As an investor, be aware that there is a high rate of volatility in Bitcoin and other forms of cryptocurrency. Government regulations around the world fuel volatility and extreme price swings are considered to be normal in this industry. If you are a concerned investor, you should consider the risk of your exposure and analyze how diversification can help your portfolio. Consulting your financial planner regarding your involvement in cryptocurrency is strongly advised.
The original boom in cryptocurrencies transpired before regulations. For nearly a decade, they grew and advanced virtually unobstructed. In short, the cryptocurrency industry was similar to the technology boom in the mid-90s. Different players in the industry will come and go as the cryptocurrency transaction ledger technology called blockchain is in a very early adoption stage.
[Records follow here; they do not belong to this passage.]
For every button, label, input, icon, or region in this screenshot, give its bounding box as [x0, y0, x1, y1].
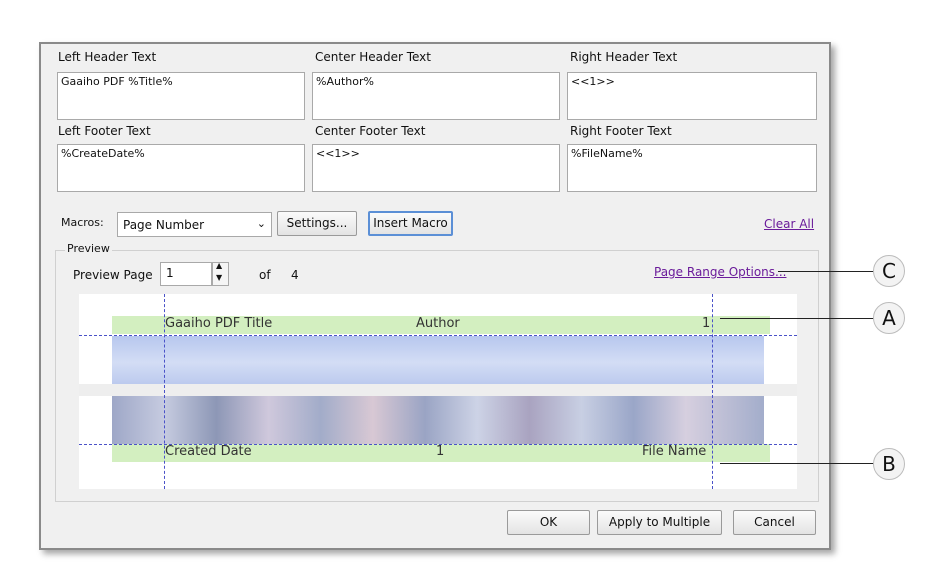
callout-c: C: [873, 255, 905, 287]
header-footer-dialog: Left Header Text Gaaiho PDF %Title% Cent…: [39, 42, 831, 550]
page-spinner[interactable]: ▲ ▼: [212, 261, 229, 286]
callout-line-a: [720, 318, 876, 319]
callout-line-c: [778, 271, 876, 272]
preview-canvas: Gaaiho PDF Title Author 1 Created Date 1…: [79, 294, 797, 489]
preview-page-label: Preview Page: [73, 268, 153, 282]
cancel-button[interactable]: Cancel: [733, 510, 816, 535]
clear-all-link[interactable]: Clear All: [764, 217, 814, 231]
page-content-bottom: [112, 396, 764, 444]
preview-header-left: Gaaiho PDF Title: [165, 316, 273, 331]
callout-a: A: [873, 302, 905, 334]
center-footer-field[interactable]: <<1>>: [312, 144, 560, 192]
right-header-label: Right Header Text: [570, 50, 678, 64]
callout-line-b: [720, 463, 876, 464]
header-margin-guide: [79, 335, 797, 336]
center-header-label: Center Header Text: [315, 50, 431, 64]
footer-preview-band: Created Date 1 File Name: [112, 444, 770, 462]
page-range-options-link[interactable]: Page Range Options...: [654, 265, 786, 279]
preview-header-right: 1: [702, 316, 711, 331]
left-footer-field[interactable]: %CreateDate%: [57, 144, 305, 192]
preview-header-center: Author: [416, 316, 460, 331]
spin-up-icon[interactable]: ▲: [216, 261, 222, 270]
preview-footer-right: File Name: [642, 444, 707, 459]
preview-group-label: Preview: [65, 242, 112, 255]
center-header-field[interactable]: %Author%: [312, 72, 560, 120]
macros-label: Macros:: [61, 216, 104, 229]
total-pages: 4: [291, 268, 299, 282]
preview-page-input[interactable]: 1: [160, 262, 212, 286]
footer-margin-guide: [79, 444, 797, 445]
right-footer-field[interactable]: %FileName%: [567, 144, 817, 192]
right-header-field[interactable]: <<1>>: [567, 72, 817, 120]
page-content-top: [112, 336, 764, 384]
header-preview-band: Gaaiho PDF Title Author 1: [112, 316, 770, 334]
insert-macro-button[interactable]: Insert Macro: [368, 211, 453, 236]
left-header-field[interactable]: Gaaiho PDF %Title%: [57, 72, 305, 120]
right-margin-guide: [712, 294, 713, 489]
preview-footer-left: Created Date: [165, 444, 252, 459]
preview-footer-center: 1: [436, 444, 445, 459]
callout-b: B: [873, 448, 905, 480]
left-footer-label: Left Footer Text: [58, 124, 151, 138]
apply-to-multiple-button[interactable]: Apply to Multiple: [597, 510, 722, 535]
macros-select-value: Page Number: [123, 218, 205, 232]
page-separator: [79, 384, 797, 396]
center-footer-label: Center Footer Text: [315, 124, 426, 138]
settings-button[interactable]: Settings...: [277, 211, 357, 236]
macros-select[interactable]: Page Number ⌄: [117, 212, 272, 237]
chevron-down-icon: ⌄: [256, 217, 266, 230]
ok-button[interactable]: OK: [507, 510, 590, 535]
left-header-label: Left Header Text: [58, 50, 157, 64]
spin-down-icon[interactable]: ▼: [216, 273, 222, 282]
right-footer-label: Right Footer Text: [570, 124, 672, 138]
left-margin-guide: [164, 294, 165, 489]
of-label: of: [259, 268, 271, 282]
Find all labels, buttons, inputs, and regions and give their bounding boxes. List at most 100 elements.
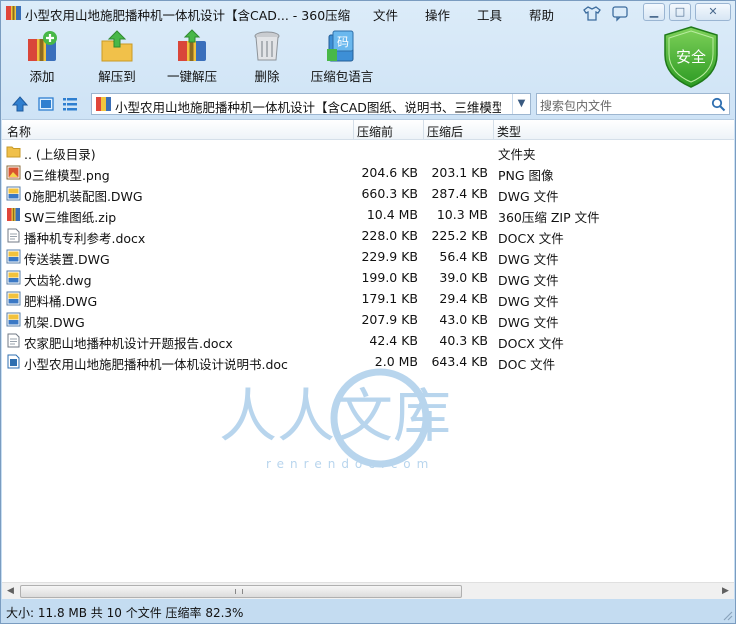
file-packed-size: 204.6 KB [361,165,418,180]
close-button[interactable]: ✕ [695,3,731,21]
window-title: 小型农用山地施肥播种机一体机设计【含CAD... - 360压缩 [25,8,351,23]
list-item[interactable]: 0三维模型.png 204.6 KB 203.1 KB PNG 图像 [2,162,734,183]
scrollbar-thumb[interactable] [20,585,462,598]
column-divider[interactable] [493,120,494,140]
one-click-extract-label: 一键解压 [166,69,217,84]
archive-language-label: 压缩包语言 [310,69,374,84]
svg-text:码: 码 [337,35,349,49]
extract-to-button[interactable]: 解压到 [82,29,152,89]
trash-icon [254,31,280,61]
file-packed-size: 660.3 KB [361,186,418,201]
column-packed[interactable]: 压缩前 [357,123,393,140]
column-divider[interactable] [353,120,354,140]
list-item[interactable]: 肥料桶.DWG 179.1 KB 29.4 KB DWG 文件 [2,288,734,309]
list-item[interactable]: 农家肥山地播种机设计开题报告.docx 42.4 KB 40.3 KB DOCX… [2,330,734,351]
file-type: 文件夹 [498,147,536,162]
list-item[interactable]: 大齿轮.dwg 199.0 KB 39.0 KB DWG 文件 [2,267,734,288]
file-packed-size: 179.1 KB [361,291,418,306]
one-click-extract-button[interactable]: 一键解压 [157,29,227,89]
address-row: 小型农用山地施肥播种机一体机设计【含CAD图纸、说明书、三维模型】 ▼ 搜索包内… [1,91,735,117]
file-packed-size: 42.4 KB [369,333,418,348]
list-item[interactable]: 小型农用山地施肥播种机一体机设计说明书.doc 2.0 MB 643.4 KB … [2,351,734,372]
menu-help[interactable]: 帮助 [529,5,554,24]
thumbnail-view-icon[interactable] [37,95,55,113]
horizontal-scrollbar[interactable]: ◀ ▶ [2,582,734,599]
list-item[interactable]: 机架.DWG 207.9 KB 43.0 KB DWG 文件 [2,309,734,330]
file-type: DWG 文件 [498,315,559,330]
list-item[interactable]: SW三维图纸.zip 10.4 MB 10.3 MB 360压缩 ZIP 文件 [2,204,734,225]
dwg-file-icon [6,291,21,306]
one-click-extract-icon [178,29,206,61]
toolbar: 添加 解压到 一键解压 删除 码 压缩包语言 [1,25,735,89]
file-name: 0三维模型.png [24,168,110,183]
add-archive-icon [28,31,57,61]
folder-up-icon [6,146,21,158]
file-type: DWG 文件 [498,189,559,204]
zip-file-icon [7,208,20,221]
archive-app-icon [6,6,21,20]
file-compressed-size: 40.3 KB [439,333,488,348]
file-name: .. (上级目录) [24,147,96,162]
security-shield-icon[interactable]: 安全 [661,25,721,89]
add-label: 添加 [29,69,55,84]
file-type: DWG 文件 [498,294,559,309]
scroll-left-icon[interactable]: ◀ [2,583,19,600]
watermark-text: 人人文库 [219,382,451,450]
file-name: 小型农用山地施肥播种机一体机设计说明书.doc [24,357,288,372]
address-dropdown-icon[interactable]: ▼ [512,94,530,114]
menu-tools[interactable]: 工具 [477,5,502,24]
watermark-url: renrendoc.com [266,457,434,471]
file-compressed-size: 643.4 KB [431,354,488,369]
close-icon: ✕ [708,5,718,18]
column-name[interactable]: 名称 [7,123,31,140]
minimize-button[interactable]: ▁ [643,3,665,21]
list-item[interactable]: 传送装置.DWG 229.9 KB 56.4 KB DWG 文件 [2,246,734,267]
file-compressed-size: 43.0 KB [439,312,488,327]
list-item[interactable]: .. (上级目录) 文件夹 [2,141,734,162]
maximize-button[interactable]: □ [669,3,691,21]
file-type: DWG 文件 [498,252,559,267]
list-view-icon[interactable] [61,95,79,113]
app-window: 小型农用山地施肥播种机一体机设计【含CAD... - 360压缩 文件 操作 工… [0,0,736,624]
scroll-grip-icon [235,589,243,594]
menu-operation[interactable]: 操作 [425,5,450,24]
address-bar[interactable]: 小型农用山地施肥播种机一体机设计【含CAD图纸、说明书、三维模型】 ▼ [91,93,531,115]
add-button[interactable]: 添加 [7,29,77,89]
renrendoc-watermark: 人人文库 renrendoc.com [219,368,451,471]
scroll-right-icon[interactable]: ▶ [717,583,734,600]
up-arrow-icon[interactable] [11,95,29,113]
search-icon[interactable] [711,97,726,112]
status-bar: 大小: 11.8 MB 共 10 个文件 压缩率 82.3% [1,600,735,623]
column-compressed[interactable]: 压缩后 [427,123,463,140]
file-packed-size: 2.0 MB [374,354,418,369]
dwg-file-icon [6,270,21,285]
png-file-icon [6,165,21,180]
search-input[interactable]: 搜索包内文件 [536,93,730,115]
archive-language-button[interactable]: 码 压缩包语言 [305,29,379,89]
list-item[interactable]: 0施肥机装配图.DWG 660.3 KB 287.4 KB DWG 文件 [2,183,734,204]
list-item[interactable]: 播种机专利参考.docx 228.0 KB 225.2 KB DOCX 文件 [2,225,734,246]
file-type: DWG 文件 [498,273,559,288]
file-compressed-size: 203.1 KB [431,165,488,180]
file-compressed-size: 225.2 KB [431,228,488,243]
menu-file[interactable]: 文件 [373,5,398,24]
column-divider[interactable] [423,120,424,140]
doc-file-icon [7,354,20,369]
file-packed-size: 199.0 KB [361,270,418,285]
file-compressed-size: 29.4 KB [439,291,488,306]
file-type: PNG 图像 [498,168,554,183]
delete-label: 删除 [254,69,280,84]
file-name: SW三维图纸.zip [24,210,117,225]
security-badge-text: 安全 [676,48,706,66]
resize-grip-icon[interactable] [721,609,733,621]
file-type: DOCX 文件 [498,336,564,351]
skin-shirt-icon[interactable] [583,4,601,22]
file-list[interactable]: 名称 压缩前 压缩后 类型 .. (上级目录) 文件夹 0三维模型.png 20… [2,119,734,599]
delete-button[interactable]: 删除 [232,29,302,89]
feedback-icon[interactable] [611,4,629,22]
list-header: 名称 压缩前 压缩后 类型 [2,120,734,140]
column-type[interactable]: 类型 [497,123,521,140]
file-type: DOCX 文件 [498,231,564,246]
file-packed-size: 10.4 MB [366,207,418,222]
archive-path-icon [96,97,111,111]
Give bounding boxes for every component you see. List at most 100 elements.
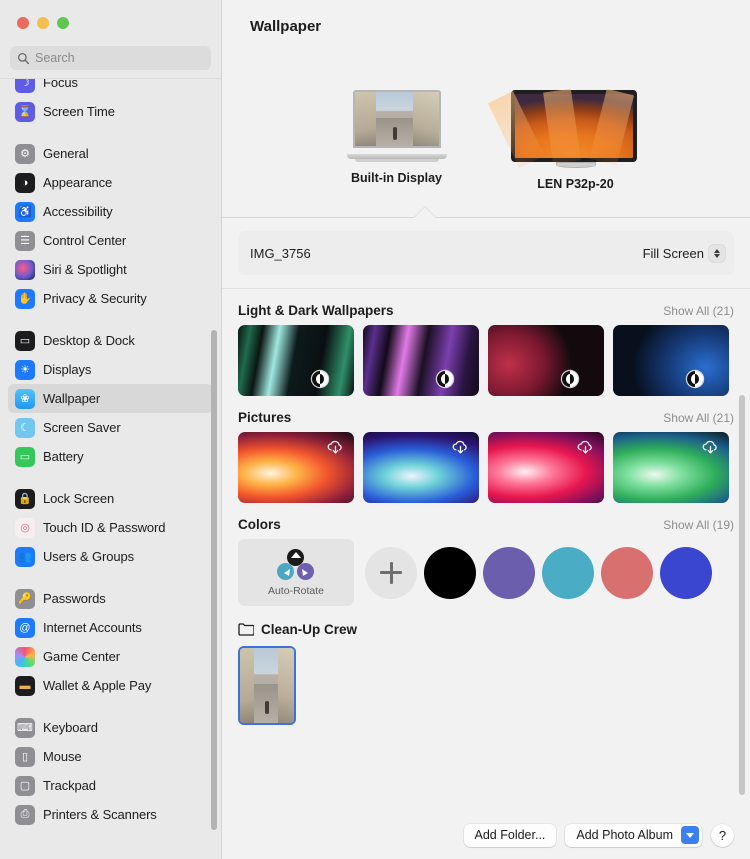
nav-group-gap: [8, 700, 213, 713]
sidebar-item-screen-saver[interactable]: ☾ Screen Saver: [8, 413, 213, 442]
colors-section: Colors Show All (19) Auto-Rotate: [222, 517, 750, 606]
folder-thumbnails: [238, 646, 734, 725]
sidebar-item-label: Battery: [43, 449, 84, 464]
sidebar-item-label: Printers & Scanners: [43, 807, 157, 822]
color-swatch[interactable]: [601, 546, 653, 599]
sidebar-item-printers-scanners[interactable]: ⎙ Printers & Scanners: [8, 800, 213, 829]
sidebar-item-control-center[interactable]: ☰ Control Center: [8, 226, 213, 255]
wallpaper-thumbnail[interactable]: [238, 325, 354, 396]
sidebar-item-passwords[interactable]: 🔑 Passwords: [8, 584, 213, 613]
sidebar-item-displays[interactable]: ☀ Displays: [8, 355, 213, 384]
photo-thumbnail[interactable]: [238, 646, 296, 725]
sidebar-item-accessibility[interactable]: ♿ Accessibility: [8, 197, 213, 226]
zoom-button[interactable]: [57, 17, 69, 29]
cloud-download-icon[interactable]: [451, 439, 470, 455]
wallpaper-section: Pictures Show All (21): [222, 410, 750, 503]
color-swatch[interactable]: [542, 546, 594, 599]
wallpaper-thumbnail[interactable]: [613, 325, 729, 396]
chevron-down-icon[interactable]: [681, 826, 699, 844]
sidebar-item-appearance[interactable]: ◑ Appearance: [8, 168, 213, 197]
sidebar-item-label: Mouse: [43, 749, 82, 764]
color-swatch[interactable]: [660, 546, 712, 599]
thumbnail-row: [238, 325, 734, 396]
sidebar-item-lock-screen[interactable]: 🔒 Lock Screen: [8, 484, 213, 513]
sidebar-item-game-center[interactable]: Game Center: [8, 642, 213, 671]
wallpaper-icon: ❀: [15, 388, 35, 409]
show-all-link[interactable]: Show All (21): [663, 304, 734, 318]
wallpaper-thumbnail[interactable]: [363, 325, 479, 396]
minimize-button[interactable]: [37, 17, 49, 29]
sidebar-item-wallpaper[interactable]: ❀ Wallpaper: [8, 384, 213, 413]
show-all-link[interactable]: Show All (21): [663, 411, 734, 425]
touch-id-icon: ◎: [15, 517, 35, 538]
close-button[interactable]: [17, 17, 29, 29]
cloud-download-icon[interactable]: [701, 439, 720, 455]
nav-group: 🔒 Lock Screen ◎ Touch ID & Password 👥 Users &…: [8, 484, 213, 571]
cloud-download-icon[interactable]: [576, 439, 595, 455]
bottom-toolbar: Add Folder... Add Photo Album ?: [222, 811, 750, 859]
sidebar-item-label: Siri & Spotlight: [43, 262, 127, 277]
auto-rotate-option[interactable]: Auto-Rotate: [238, 539, 354, 606]
sidebar-item-internet-accounts[interactable]: @ Internet Accounts: [8, 613, 213, 642]
wallpaper-thumbnail[interactable]: [488, 325, 604, 396]
sidebar-item-desktop-dock[interactable]: ▭ Desktop & Dock: [8, 326, 213, 355]
wallpaper-thumbnail[interactable]: [363, 432, 479, 503]
nav-group: ☽ Focus ⌛ Screen Time: [8, 79, 213, 126]
stepper-icon: [709, 244, 725, 262]
sidebar-item-keyboard[interactable]: ⌨ Keyboard: [8, 713, 213, 742]
sidebar-item-focus[interactable]: ☽ Focus: [8, 79, 213, 97]
nav-group: 🔑 Passwords @ Internet Accounts Game Center ▬…: [8, 584, 213, 700]
folder-section: Clean-Up Crew: [222, 622, 750, 725]
add-color-button[interactable]: [365, 546, 417, 599]
sidebar-item-label: Desktop & Dock: [43, 333, 135, 348]
general-icon: ⚙: [15, 143, 35, 164]
control-center-icon: ☰: [15, 230, 35, 251]
fit-mode-select[interactable]: Fill Screen: [643, 244, 725, 262]
content-separator: [222, 288, 750, 289]
add-folder-button[interactable]: Add Folder...: [463, 823, 557, 847]
wallpaper-scroll-area: IMG_3756 Fill Screen Light & Dark Wallpa…: [222, 218, 750, 811]
wallpaper-thumbnail[interactable]: [238, 432, 354, 503]
sidebar-item-label: Appearance: [43, 175, 113, 190]
search-box[interactable]: [10, 46, 211, 70]
sidebar-scrollbar[interactable]: [211, 330, 217, 830]
section-title: Pictures: [238, 410, 292, 425]
nav-group-gap: [8, 471, 213, 484]
sidebar-item-privacy-security[interactable]: ✋ Privacy & Security: [8, 284, 213, 313]
sidebar-item-label: Trackpad: [43, 778, 96, 793]
add-photo-album-button[interactable]: Add Photo Album: [565, 823, 702, 847]
sidebar-item-touch-id-password[interactable]: ◎ Touch ID & Password: [8, 513, 213, 542]
internet-accounts-icon: @: [15, 617, 35, 638]
help-button[interactable]: ?: [711, 823, 734, 847]
sidebar-item-general[interactable]: ⚙ General: [8, 139, 213, 168]
color-swatch[interactable]: [483, 546, 535, 599]
section-title: Light & Dark Wallpapers: [238, 303, 394, 318]
lock-screen-icon: 🔒: [15, 488, 35, 509]
sidebar-item-label: Touch ID & Password: [43, 520, 166, 535]
sidebar-item-trackpad[interactable]: ▢ Trackpad: [8, 771, 213, 800]
wallpaper-thumbnail[interactable]: [488, 432, 604, 503]
sidebar-item-label: Internet Accounts: [43, 620, 142, 635]
display-option-builtin[interactable]: Built-in Display: [329, 90, 464, 185]
light-dark-badge-icon: [687, 371, 703, 387]
sidebar-item-battery[interactable]: ▭ Battery: [8, 442, 213, 471]
auto-rotate-icon: [276, 548, 316, 583]
colors-show-all[interactable]: Show All (19): [663, 518, 734, 532]
sidebar-item-screen-time[interactable]: ⌛ Screen Time: [8, 97, 213, 126]
sidebar-item-users-groups[interactable]: 👥 Users & Groups: [8, 542, 213, 571]
cloud-download-icon[interactable]: [326, 439, 345, 455]
display-option-external[interactable]: LEN P32p-20: [487, 88, 643, 191]
search-input[interactable]: [35, 51, 204, 65]
color-swatch[interactable]: [424, 546, 476, 599]
sidebar-item-siri-spotlight[interactable]: Siri & Spotlight: [8, 255, 213, 284]
sidebar-item-label: Lock Screen: [43, 491, 115, 506]
sidebar-item-label: Passwords: [43, 591, 106, 606]
sidebar-item-mouse[interactable]: ▯ Mouse: [8, 742, 213, 771]
sidebar-item-wallet-apple-pay[interactable]: ▬ Wallet & Apple Pay: [8, 671, 213, 700]
light-dark-badge-icon: [437, 371, 453, 387]
nav-group-gap: [8, 126, 213, 139]
wallpaper-thumbnail[interactable]: [613, 432, 729, 503]
display-name: LEN P32p-20: [537, 177, 614, 191]
main-scrollbar[interactable]: [739, 395, 745, 795]
monitor-icon: [487, 88, 641, 169]
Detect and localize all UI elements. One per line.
Fraudulent activity is a concern while the industry is still being established.
With regulation, the market value saw a significant price drop. However, as regulations become clearer and legal statuses of crypto markets stabilize, they may become more acceptable. However, as an investor, you should remain vigilant and perhaps a bit skeptical if you are considering this market. Basic investing advice will tell you to buy based on value, not price. Experts agree that the criminal activity, fraud, and future regulations will definitely affect this market.